US 11,734,585 B2
Post-hoc improvement of instance-level and group-level prediction metrics
Manish Bhide, Hyderabad (IN); Pranay Lohia, Hyderabad (IN); Karthikeyan Natesan Ramamurthy, Yorktown Heights, NY (US); Ruchir Puri, Yorktown Heights, NY (US); Diptikalyan Saha, Bangalore (IN); and Kush Raj Varshney, Yorktown Heights, NY (US)
Assigned to INTERNATIONAL BUSINESS MACHINES CORPORATION, Armonk, NY (US)
Filed by International Business Machines Corporation, Armonk, NY (US)
Filed on Dec. 10, 2018, as Appl. No. 16/214,703.
Prior Publication US 2020/0184350 A1, Jun. 11, 2020
Int. Cl.

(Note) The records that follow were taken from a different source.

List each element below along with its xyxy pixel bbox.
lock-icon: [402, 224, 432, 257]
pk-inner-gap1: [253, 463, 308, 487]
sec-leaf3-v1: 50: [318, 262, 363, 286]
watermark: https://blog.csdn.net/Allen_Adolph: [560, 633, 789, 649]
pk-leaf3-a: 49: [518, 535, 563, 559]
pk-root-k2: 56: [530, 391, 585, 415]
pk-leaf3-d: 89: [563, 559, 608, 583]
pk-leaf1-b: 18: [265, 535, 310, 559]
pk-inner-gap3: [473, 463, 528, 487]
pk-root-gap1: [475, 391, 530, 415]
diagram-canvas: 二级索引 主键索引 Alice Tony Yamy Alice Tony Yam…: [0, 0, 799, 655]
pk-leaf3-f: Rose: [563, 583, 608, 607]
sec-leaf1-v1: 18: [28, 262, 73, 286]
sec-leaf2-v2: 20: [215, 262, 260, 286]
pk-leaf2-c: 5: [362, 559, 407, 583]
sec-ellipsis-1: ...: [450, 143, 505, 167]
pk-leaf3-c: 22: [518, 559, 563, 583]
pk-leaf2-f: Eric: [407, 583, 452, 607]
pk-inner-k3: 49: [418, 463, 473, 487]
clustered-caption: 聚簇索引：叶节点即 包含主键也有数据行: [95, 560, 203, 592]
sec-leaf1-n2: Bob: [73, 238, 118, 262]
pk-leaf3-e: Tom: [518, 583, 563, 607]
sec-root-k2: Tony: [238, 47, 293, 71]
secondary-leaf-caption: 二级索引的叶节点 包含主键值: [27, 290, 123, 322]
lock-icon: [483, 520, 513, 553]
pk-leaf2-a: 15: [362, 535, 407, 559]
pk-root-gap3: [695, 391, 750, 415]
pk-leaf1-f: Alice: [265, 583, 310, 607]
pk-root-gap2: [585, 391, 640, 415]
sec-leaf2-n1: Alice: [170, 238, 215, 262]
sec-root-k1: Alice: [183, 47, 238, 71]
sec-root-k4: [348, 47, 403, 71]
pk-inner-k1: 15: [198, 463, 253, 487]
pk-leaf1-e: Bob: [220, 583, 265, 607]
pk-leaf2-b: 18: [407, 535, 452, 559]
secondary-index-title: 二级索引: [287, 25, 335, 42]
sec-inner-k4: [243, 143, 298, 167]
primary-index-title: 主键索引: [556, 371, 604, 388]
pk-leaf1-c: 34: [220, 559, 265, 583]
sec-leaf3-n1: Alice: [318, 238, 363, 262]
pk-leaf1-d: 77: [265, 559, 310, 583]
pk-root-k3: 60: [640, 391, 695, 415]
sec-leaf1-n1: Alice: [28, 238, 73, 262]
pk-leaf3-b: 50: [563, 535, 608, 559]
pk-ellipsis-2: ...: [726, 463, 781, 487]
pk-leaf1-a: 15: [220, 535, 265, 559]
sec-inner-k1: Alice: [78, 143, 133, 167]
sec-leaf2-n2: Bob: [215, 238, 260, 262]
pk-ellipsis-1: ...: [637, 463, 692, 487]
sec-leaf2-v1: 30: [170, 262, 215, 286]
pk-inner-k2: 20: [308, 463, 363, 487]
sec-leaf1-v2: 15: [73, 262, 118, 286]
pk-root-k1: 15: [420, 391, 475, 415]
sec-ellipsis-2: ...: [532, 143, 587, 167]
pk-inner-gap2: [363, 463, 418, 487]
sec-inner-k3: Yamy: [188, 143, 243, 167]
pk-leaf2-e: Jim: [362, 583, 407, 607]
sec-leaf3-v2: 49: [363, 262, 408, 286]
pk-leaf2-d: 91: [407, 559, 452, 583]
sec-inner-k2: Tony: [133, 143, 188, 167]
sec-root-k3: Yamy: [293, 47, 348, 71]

G06N 5/04 (2023.01); G06N 20/00 (2019.01)
CPC G06N 5/04 (2013.01) [G06N 20/00 (2019.01)] 17 Claims
OG exemplary drawing
 
1. A post-processing computer-implemented method for post-hoc improvement of instance-level and group-level prediction metrics, the post-processing method comprising:
training a bias detector on a payload data that learns to detect a sample in a customer model that has an individual bias greater than a predetermined individual bias threshold value with constraints on a group bias, the sample being a member of an unprivileged group, wherein, during the training:
the bias detector perturbs a protected attribute in the payload data for the unprivileged group and computes the individual bias as an individual bias score by finding a difference between a probability of a favorable outcome for the perturbed protected attribute to original data of the payload data;
flagging the unprivileged group samples that have the individual bias greater than the predetermined individual bias threshold value; and
training the bias detector to discriminate between the flagged samples and un-flagged samples;
applying, in a run-time, the bias detector on a run-time sample to select a biased sample in the run-time sample having an individual bias greater than the predetermined individual bias threshold value; and
suggesting, in the run-time, a de-biased prediction for the biased sample by perturbing the protected attribute and checking for bias after perturbation.